In South Carolina, Prof. Gingrich has combined theology with science: When a snake, i.e. the media, drops a bitten apple on you, deflect it back and reverse the momentum of your campaign.
Not quite Sir Isaac’s formulation, but Dr. Karl Rove, Newt’s former colleague at Fox University, validates the theory, “John King couldn’t have set up the question in a more positive way for Gingrich to just nail it and haul it right out of the park.”
Credit this new formulation to a series of earlier debate experiments, starting with his attack on Chris Wallace for a “gotchya” question and “playing Mickey Mouse games” about the disarray of his campaign last summer, followed by jousting with CNBC’s Maria Bartiromo about health care in November and a racially charged encounter with another Fox questioner Juan Williams earlier this week.
Gingrich’s war against the press recalls the final year of Nixon’s presidency and his conflict with CBS’ White House correspondent Dan Rather after Watergate. At a news conference during the reelection campaign, when Rather stood up to ask a question, there were boos from Nixon supporters and cheers from fellow correspondents.

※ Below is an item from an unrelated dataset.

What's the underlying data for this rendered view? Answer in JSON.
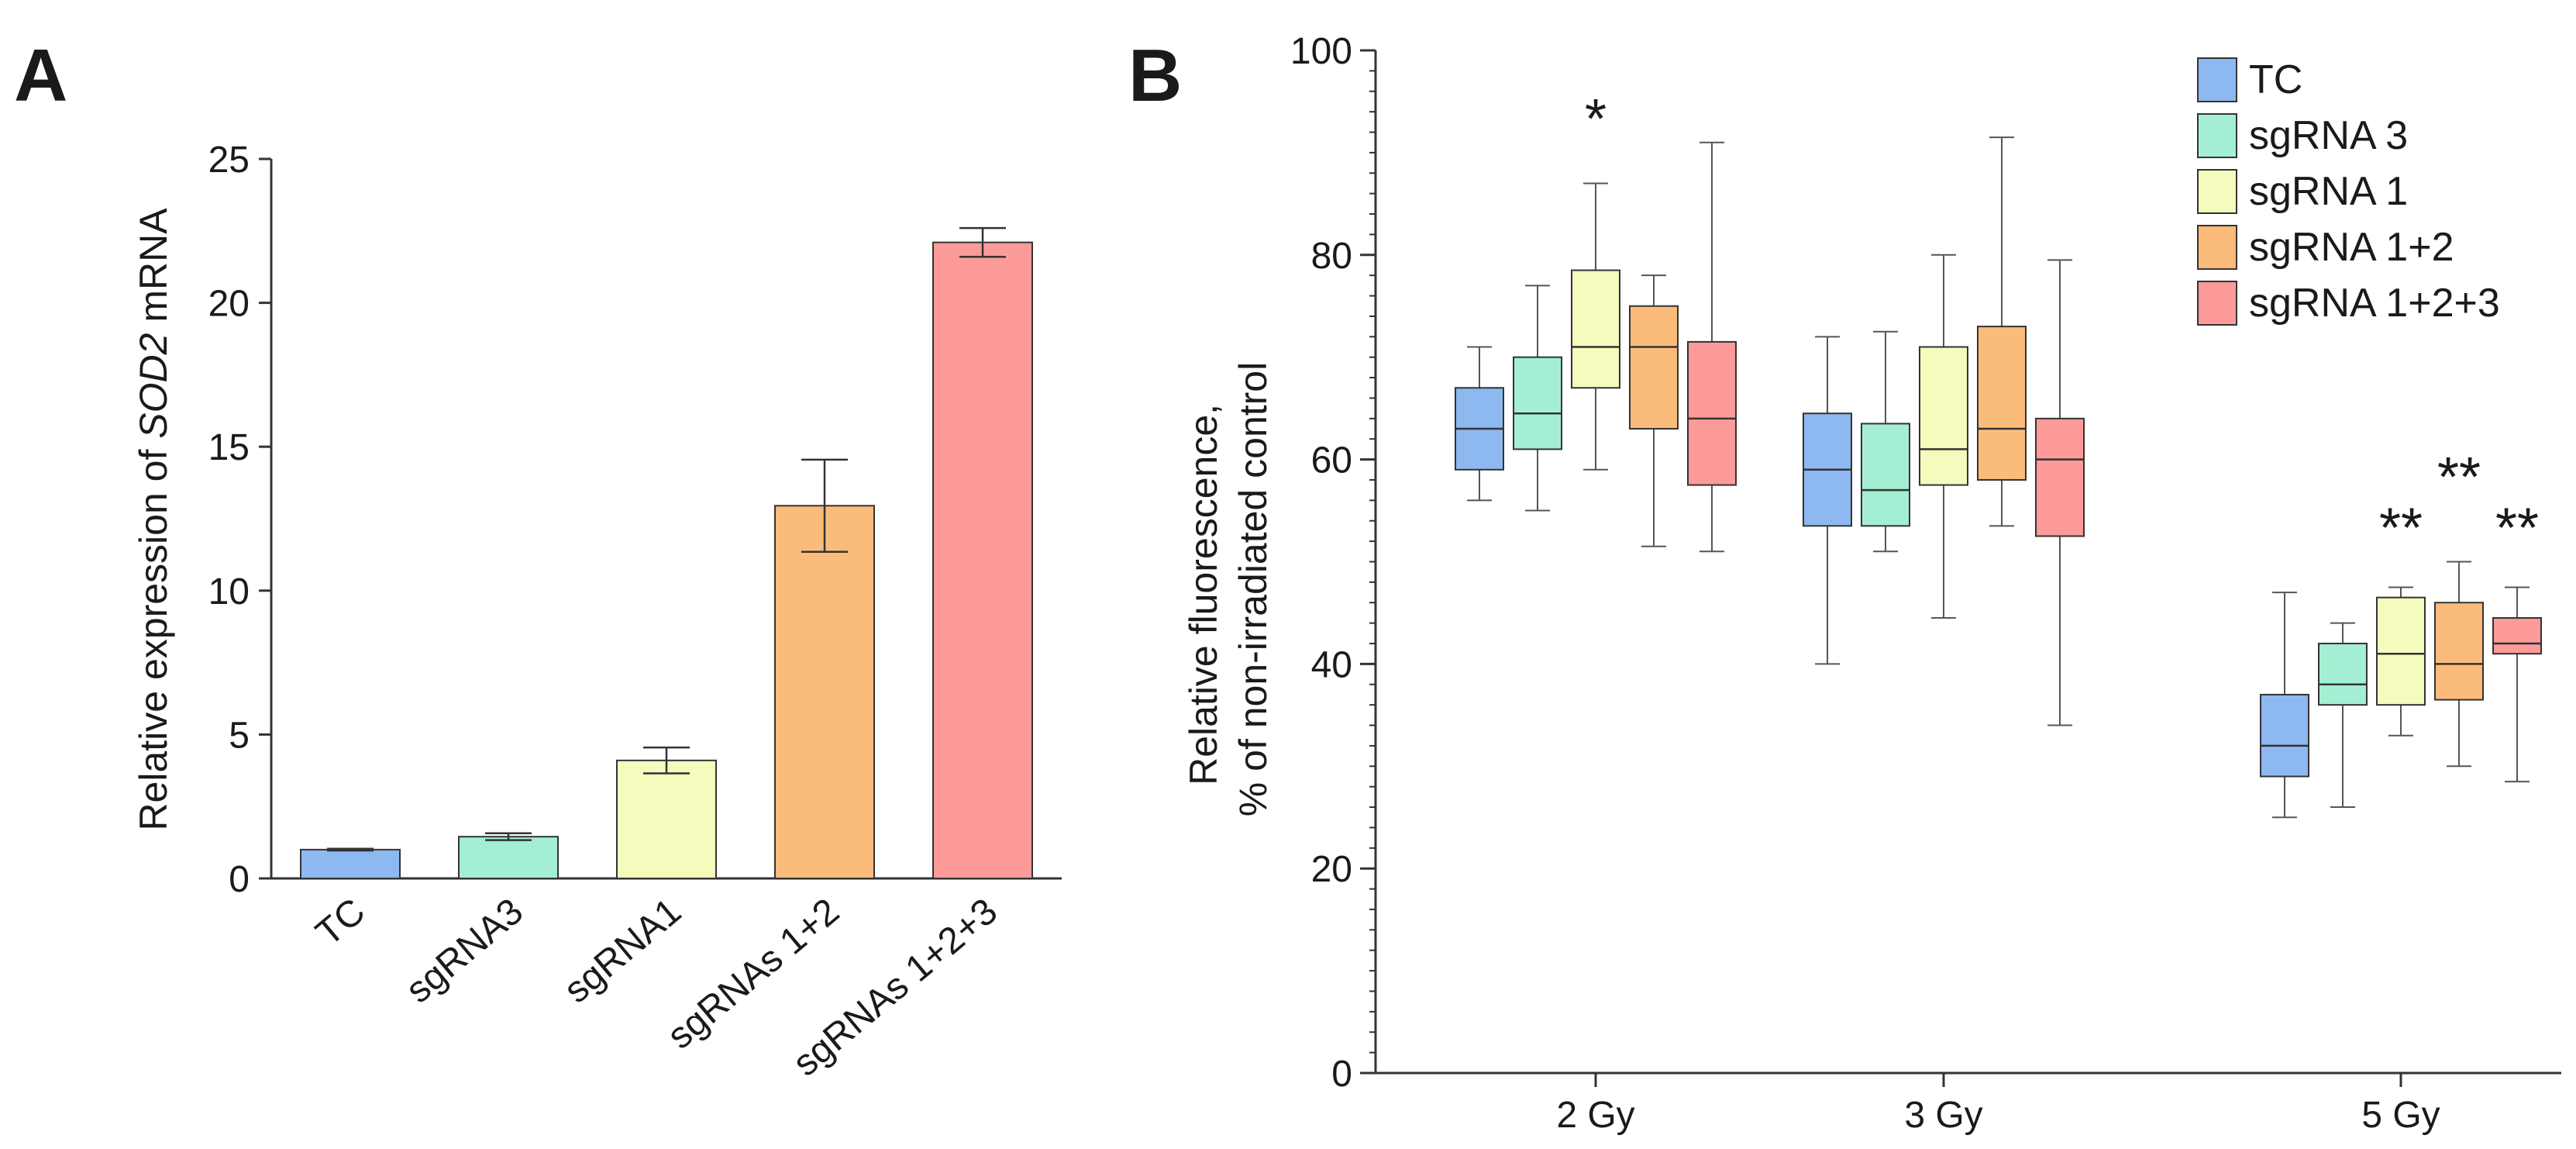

At the noise, Nixon looked down at him and asked sarcastically, “Are you running for something?” Rather snapped back, “No, sir, are you?”

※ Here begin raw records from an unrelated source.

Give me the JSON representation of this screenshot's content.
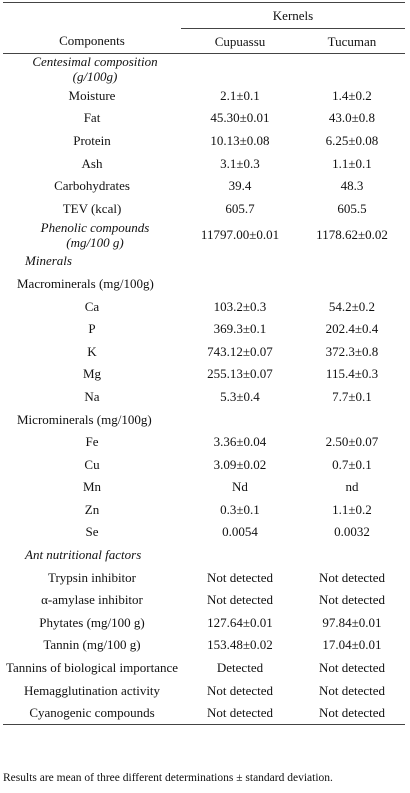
{
  "header": {
    "group": "Kernels",
    "columns": [
      "Components",
      "Cupuassu",
      "Tucuman"
    ]
  },
  "table": {
    "rows": [
      {
        "section": "Centesimal composition (g/100g)"
      },
      {
        "label": "Moisture",
        "values": [
          "2.1±0.1",
          "1.4±0.2"
        ]
      },
      {
        "label": "Fat",
        "values": [
          "45.30±0.01",
          "43.0±0.8"
        ]
      },
      {
        "label": "Protein",
        "values": [
          "10.13±0.08",
          "6.25±0.08"
        ]
      },
      {
        "label": "Ash",
        "values": [
          "3.1±0.3",
          "1.1±0.1"
        ]
      },
      {
        "label": "Carbohydrates",
        "values": [
          "39.4",
          "48.3"
        ]
      },
      {
        "label": "TEV (kcal)",
        "values": [
          "605.7",
          "605.5"
        ]
      },
      {
        "section": "Phenolic compounds (mg/100 g)",
        "values": [
          "11797.00±0.01",
          "1178.62±0.02"
        ]
      },
      {
        "section": "Minerals"
      },
      {
        "group": "Macrominerals (mg/100g)"
      },
      {
        "label": "Ca",
        "values": [
          "103.2±0.3",
          "54.2±0.2"
        ]
      },
      {
        "label": "P",
        "values": [
          "369.3±0.1",
          "202.4±0.4"
        ]
      },
      {
        "label": "K",
        "values": [
          "743.12±0.07",
          "372.3±0.8"
        ]
      },
      {
        "label": "Mg",
        "values": [
          "255.13±0.07",
          "115.4±0.3"
        ]
      },
      {
        "label": "Na",
        "values": [
          "5.3±0.4",
          "7.7±0.1"
        ]
      },
      {
        "group": "Microminerals (mg/100g)"
      },
      {
        "label": "Fe",
        "values": [
          "3.36±0.04",
          "2.50±0.07"
        ]
      },
      {
        "label": "Cu",
        "values": [
          "3.09±0.02",
          "0.7±0.1"
        ]
      },
      {
        "label": "Mn",
        "values": [
          "Nd",
          "nd"
        ]
      },
      {
        "label": "Zn",
        "values": [
          "0.3±0.1",
          "1.1±0.2"
        ]
      },
      {
        "label": "Se",
        "values": [
          "0.0054",
          "0.0032"
        ]
      },
      {
        "section": "Ant nutritional factors"
      },
      {
        "label": "Trypsin inhibitor",
        "values": [
          "Not detected",
          "Not detected"
        ]
      },
      {
        "label": "α-amylase inhibitor",
        "values": [
          "Not detected",
          "Not detected"
        ]
      },
      {
        "label": "Phytates (mg/100 g)",
        "values": [
          "127.64±0.01",
          "97.84±0.01"
        ]
      },
      {
        "label": "Tannin (mg/100 g)",
        "values": [
          "153.48±0.02",
          "17.04±0.01"
        ]
      },
      {
        "label": "Tannins of biological importance",
        "values": [
          "Detected",
          "Not detected"
        ]
      },
      {
        "label": "Hemagglutination activity",
        "values": [
          "Not detected",
          "Not detected"
        ]
      },
      {
        "label": "Cyanogenic compounds",
        "values": [
          "Not detected",
          "Not detected"
        ]
      }
    ]
  },
  "footnote": "Results are mean of three different determinations ± standard deviation."
}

The question now is how journalists respond at future debates. Few of today’s are as feisty as Dan Rather, but then again, Gingrich is not a president but an aspirant clearly bent on using media questioners as whipping boys.
They may not be as highly motivated as Woodward and Bernstein, along with Rather, were back then but, as the Romney campaign starts to hit Gingrich on details of his rosy picture as House Speaker, which actually ended with a cloud of ethics violations and a $300,000 fine, the media will be highly motivated to join in with pointed questions at the debates and, outside the halls, by reporting with gusto on exactly what happened.
If Gingrich is confident about beating back attacks from former wives, wait until he has to deal with the bruised feelings of platoons of media people. Unlike ex-spouses, they never retreat into silence.